During the 3-year follow-up, there was more MACE in CRT-D patients than in ICD patients. This was on account of HF exacerbation in the CRT-D during follow-up. However, the accumulative event rate of cardiac death and VT/VF with appropriate shock was similar in both groups. This can be explained by the fact that CRT-D patients have been already in poor health and with advanced NYHA class prior to procedure and only some of them were improved by resynchronization therapy, while the others remained stable or deteriorated.

In the present study, we found that MLVD as measured by phase SD was useful in the assessment of ICD patients. Using phase SD, we were able to identify patients who were prone to cardiac death and HF exacerbation. Moreover, phase SD with a cutoff of 60° could predict cardiac death in ICD patients. This might suggest that patients with MLVD who are treated with ICD only could have a better outcome if they were receiving CRT in addition to ICD.

Of note, the mean phase SD and phase HB were prolonged in the CRT-D group, similar to the ICD patients, but the survival curves of these patients using phase SD with a cutoff of 60° could not discriminate CRT patients. The possible reason is that MLVD was improved by the CRT activation in some patients.

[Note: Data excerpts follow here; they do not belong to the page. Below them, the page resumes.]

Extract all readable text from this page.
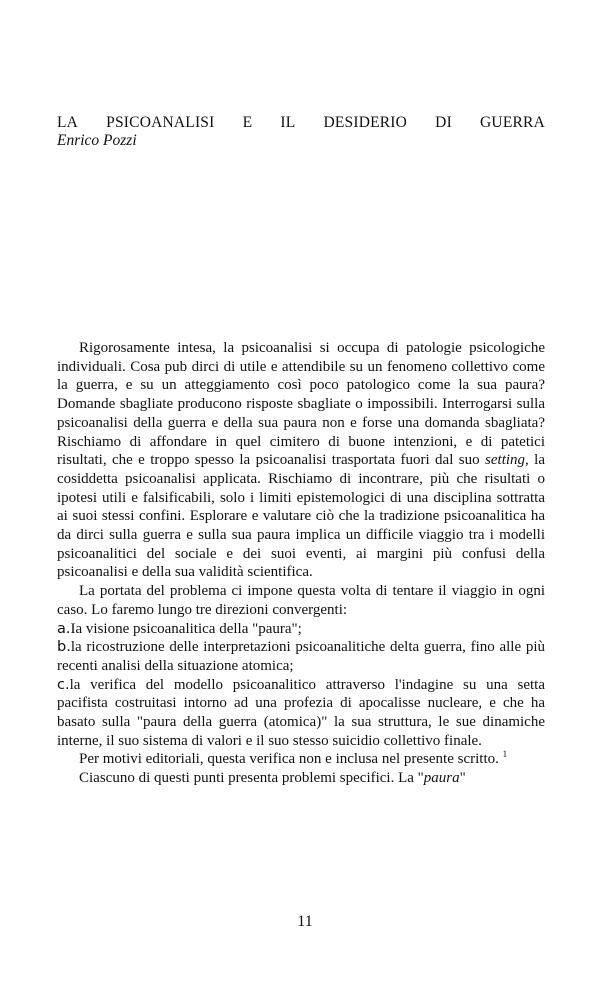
LA PSICOANALISI E IL DESIDERIO DI GUERRA
Enrico Pozzi

Rigorosamente intesa, la psicoanalisi si occupa di patologie psicologiche individuali. Cosa pub dirci di utile e attendibile su un fenomeno collettivo come la guerra, e su un atteggiamento così poco patologico come la sua paura? Domande sbagliate producono risposte sbagliate o impossibili. Interrogarsi sulla psicoanalisi della guerra e della sua paura non e forse una domanda sbagliata? Rischiamo di affondare in quel cimitero di buone intenzioni, e di patetici risultati, che e troppo spesso la psicoanalisi trasportata fuori dal suo setting, la cosiddetta psicoanalisi applicata. Rischiamo di incontrare, più che risultati o ipotesi utili e falsificabili, solo i limiti epistemologici di una disciplina sottratta ai suoi stessi confini. Esplorare e valutare ciò che la tradizione psicoanalitica ha da dirci sulla guerra e sulla sua paura implica un difficile viaggio tra i modelli psicoanalitici del sociale e dei suoi eventi, ai margini più confusi della psicoanalisi e della sua validità scientifica.

La portata del problema ci impone questa volta di tentare il viaggio in ogni caso. Lo faremo lungo tre direzioni convergenti:

a.Ia visione psicoanalitica della "paura";

b.la ricostruzione delle interpretazioni psicoanalitiche delta guerra, fino alle più recenti analisi della situazione atomica;

c.la verifica del modello psicoanalitico attraverso l'indagine su una setta pacifista costruitasi intorno ad una profezia di apocalisse nucleare, e che ha basato sulla "paura della guerra (atomica)" la sua struttura, le sue dinamiche interne, il suo sistema di valori e il suo stesso suicidio collettivo finale.

Per motivi editoriali, questa verifica non e inclusa nel presente scritto. $^1$

Ciascuno di questi punti presenta problemi specifici. La "paura"

11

The association of acute change in LV synchrony after CRT and patient outcome using a single injection of gated SPECT was shown in a pilot study.19 Several studies have shown improvement in HF and reduced cardiac death in patients who demonstrated dyssynchrony.9,11,12

Aljaroudi et al showed the severity of LV Dyssynchrony by phase analysis in patients with LV dysfunction and ICD which were associated with an increased risk of death, and that appropriate ICD shock and a phase SD of <50° were associated with no events at 1 year.18 In the present study, cardiac events were associated with phase SD of ≥60°. However, all patients in our study had severe LV dysfunction with lower values of LVEF compared to the previous study, as such the MLVD might be worse with widening of phase SD in some of the patients.

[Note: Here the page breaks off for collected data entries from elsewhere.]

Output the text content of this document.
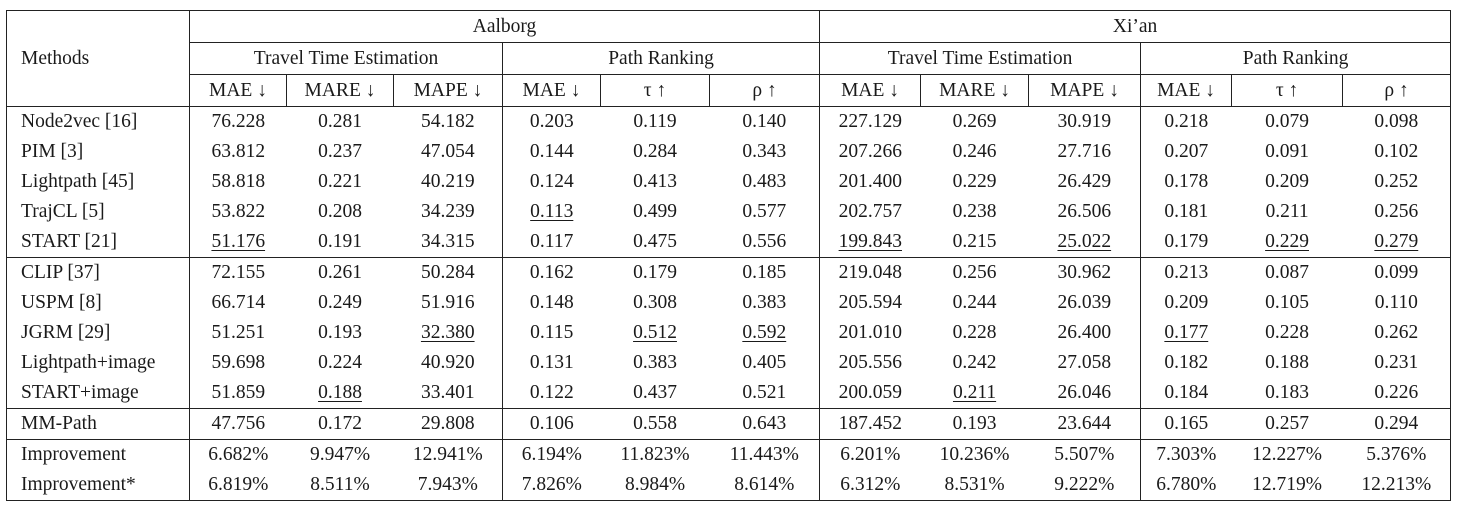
Methods	Aalborg						Xi’an					
	Travel Time Estimation			Path Ranking			Travel Time Estimation			Path Ranking		
	MAE ↓	MARE ↓	MAPE ↓	MAE ↓	τ ↑	ρ ↑	MAE ↓	MARE ↓	MAPE ↓	MAE ↓	τ ↑	ρ ↑
Node2vec [16]	76.228	0.281	54.182	0.203	0.119	0.140	227.129	0.269	30.919	0.218	0.079	0.098
PIM [3]	63.812	0.237	47.054	0.144	0.284	0.343	207.266	0.246	27.716	0.207	0.091	0.102
Lightpath [45]	58.818	0.221	40.219	0.124	0.413	0.483	201.400	0.229	26.429	0.178	0.209	0.252
TrajCL [5]	53.822	0.208	34.239	0.113	0.499	0.577	202.757	0.238	26.506	0.181	0.211	0.256
START [21]	51.176	0.191	34.315	0.117	0.475	0.556	199.843	0.215	25.022	0.179	0.229	0.279
CLIP [37]	72.155	0.261	50.284	0.162	0.179	0.185	219.048	0.256	30.962	0.213	0.087	0.099
USPM [8]	66.714	0.249	51.916	0.148	0.308	0.383	205.594	0.244	26.039	0.209	0.105	0.110
JGRM [29]	51.251	0.193	32.380	0.115	0.512	0.592	201.010	0.228	26.400	0.177	0.228	0.262
Lightpath+image	59.698	0.224	40.920	0.131	0.383	0.405	205.556	0.242	27.058	0.182	0.188	0.231
START+image	51.859	0.188	33.401	0.122	0.437	0.521	200.059	0.211	26.046	0.184	0.183	0.226
MM-Path	47.756	0.172	29.808	0.106	0.558	0.643	187.452	0.193	23.644	0.165	0.257	0.294
Improvement	6.682%	9.947%	12.941%	6.194%	11.823%	11.443%	6.201%	10.236%	5.507%	7.303%	12.227%	5.376%
Improvement*	6.819%	8.511%	7.943%	7.826%	8.984%	8.614%	6.312%	8.531%	9.222%	6.780%	12.719%	12.213%
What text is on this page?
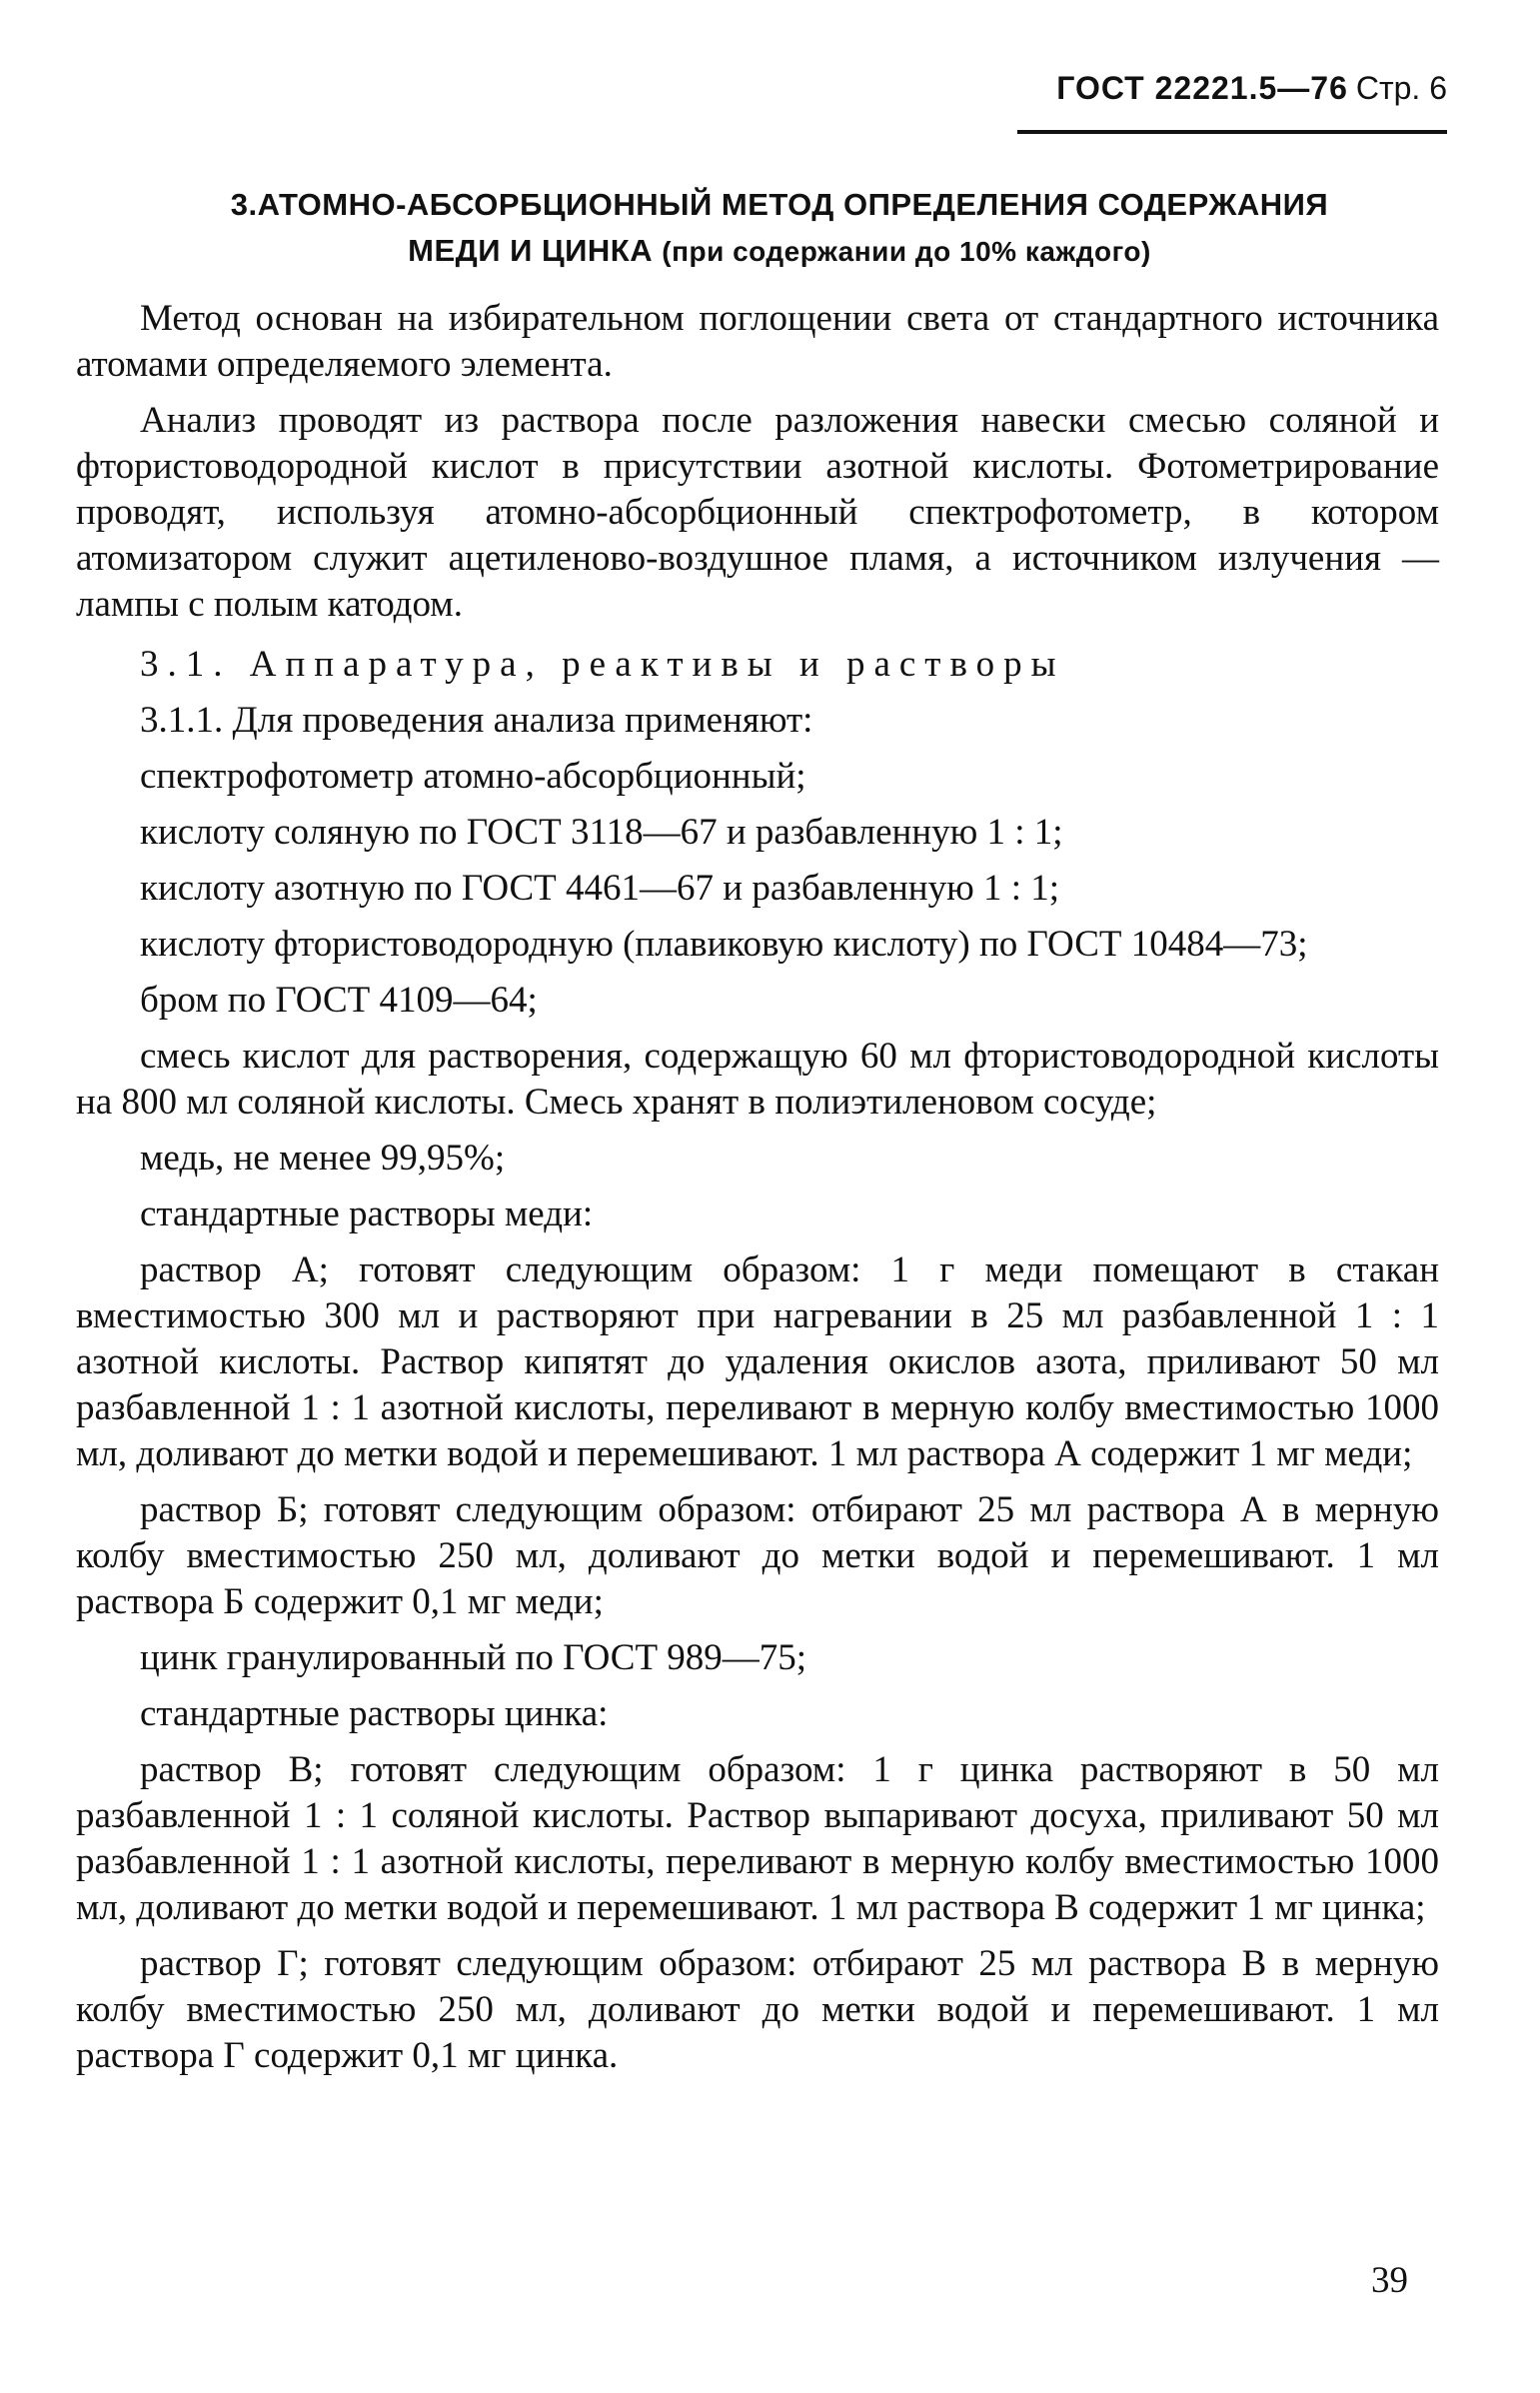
ГОСТ 22221.5—76 Стр. 6
3.АТОМНО-АБСОРБЦИОННЫЙ МЕТОД ОПРЕДЕЛЕНИЯ СОДЕРЖАНИЯ
МЕДИ И ЦИНКА (при содержании до 10% каждого)

Метод основан на избирательном поглощении света от стандартного источника атомами определяемого элемента.

Анализ проводят из раствора после разложения навески смесью соляной и фтористоводородной кислот в присутствии азотной кислоты. Фотометрирование проводят, используя атомно-абсорбционный спектрофотометр, в котором атомизатором служит ацетиленово-воздушное пламя, а источником излучения — лампы с полым катодом.

3.1. Аппаратура, реактивы и растворы

3.1.1. Для проведения анализа применяют:

спектрофотометр атомно-абсорбционный;

кислоту соляную по ГОСТ 3118—67 и разбавленную 1 : 1;

кислоту азотную по ГОСТ 4461—67 и разбавленную 1 : 1;

кислоту фтористоводородную (плавиковую кислоту) по ГОСТ 10484—73;

бром по ГОСТ 4109—64;

смесь кислот для растворения, содержащую 60 мл фтористоводородной кислоты на 800 мл соляной кислоты. Смесь хранят в полиэтиленовом сосуде;

медь, не менее 99,95%;

стандартные растворы меди:

раствор А; готовят следующим образом: 1 г меди помещают в стакан вместимостью 300 мл и растворяют при нагревании в 25 мл разбавленной 1 : 1 азотной кислоты. Раствор кипятят до удаления окислов азота, приливают 50 мл разбавленной 1 : 1 азотной кислоты, переливают в мерную колбу вместимостью 1000 мл, доливают до метки водой и перемешивают. 1 мл раствора А содержит 1 мг меди;

раствор Б; готовят следующим образом: отбирают 25 мл раствора А в мерную колбу вместимостью 250 мл, доливают до метки водой и перемешивают. 1 мл раствора Б содержит 0,1 мг меди;

цинк гранулированный по ГОСТ 989—75;

стандартные растворы цинка:

раствор В; готовят следующим образом: 1 г цинка растворяют в 50 мл разбавленной 1 : 1 соляной кислоты. Раствор выпаривают досуха, приливают 50 мл разбавленной 1 : 1 азотной кислоты, переливают в мерную колбу вместимостью 1000 мл, доливают до метки водой и перемешивают. 1 мл раствора В содержит 1 мг цинка;

раствор Г; готовят следующим образом: отбирают 25 мл раствора В в мерную колбу вместимостью 250 мл, доливают до метки водой и перемешивают. 1 мл раствора Г содержит 0,1 мг цинка.

39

In our previous study of nonselected patients (with and without LV dysfunction) who underwent gated SPECT MPI with phase analysis, phase SD of 40° was a cutoff to predict cardiac death.17 However, in the present study, in which all patients had marked LV dysfunction and abnormal dyssynchrony, the cutoff for differentiating outcome was higher (60°) as shown in this study.

Limitations

Our study was limited by its small sample size. Another limitation was that there was no control group with LV dysfunction without device. However, the aim of the study was to show the characteristics of ICD patients with LV dysfunction compared to CRT-D patients in correlation to dyssynchrony.

New Knowledge Gained

Previous studies addressed to the value of measuring MLVD in patients prior CRT. In this study, we showed the value of measuring MLVD in patients with LV dysfunction, who are candidate for ICD. As already known, the majority of patients do not benefit from the ICD as there are no proper criteria to select these patients. It is possible that patients with MLVD with phase SD of 60 and above may have a better outcome if they receive CRT-D instead of ICD only.

Conclusions

Patients with systolic LV dysfunction with ICD or CRT-D have similar and prolonged MLVD prior to procedure and similar incidence of cardiac death and VT/VF after 3 years. MLVD can predict cardiac death in patients with ICD who might benefit from CRT as well.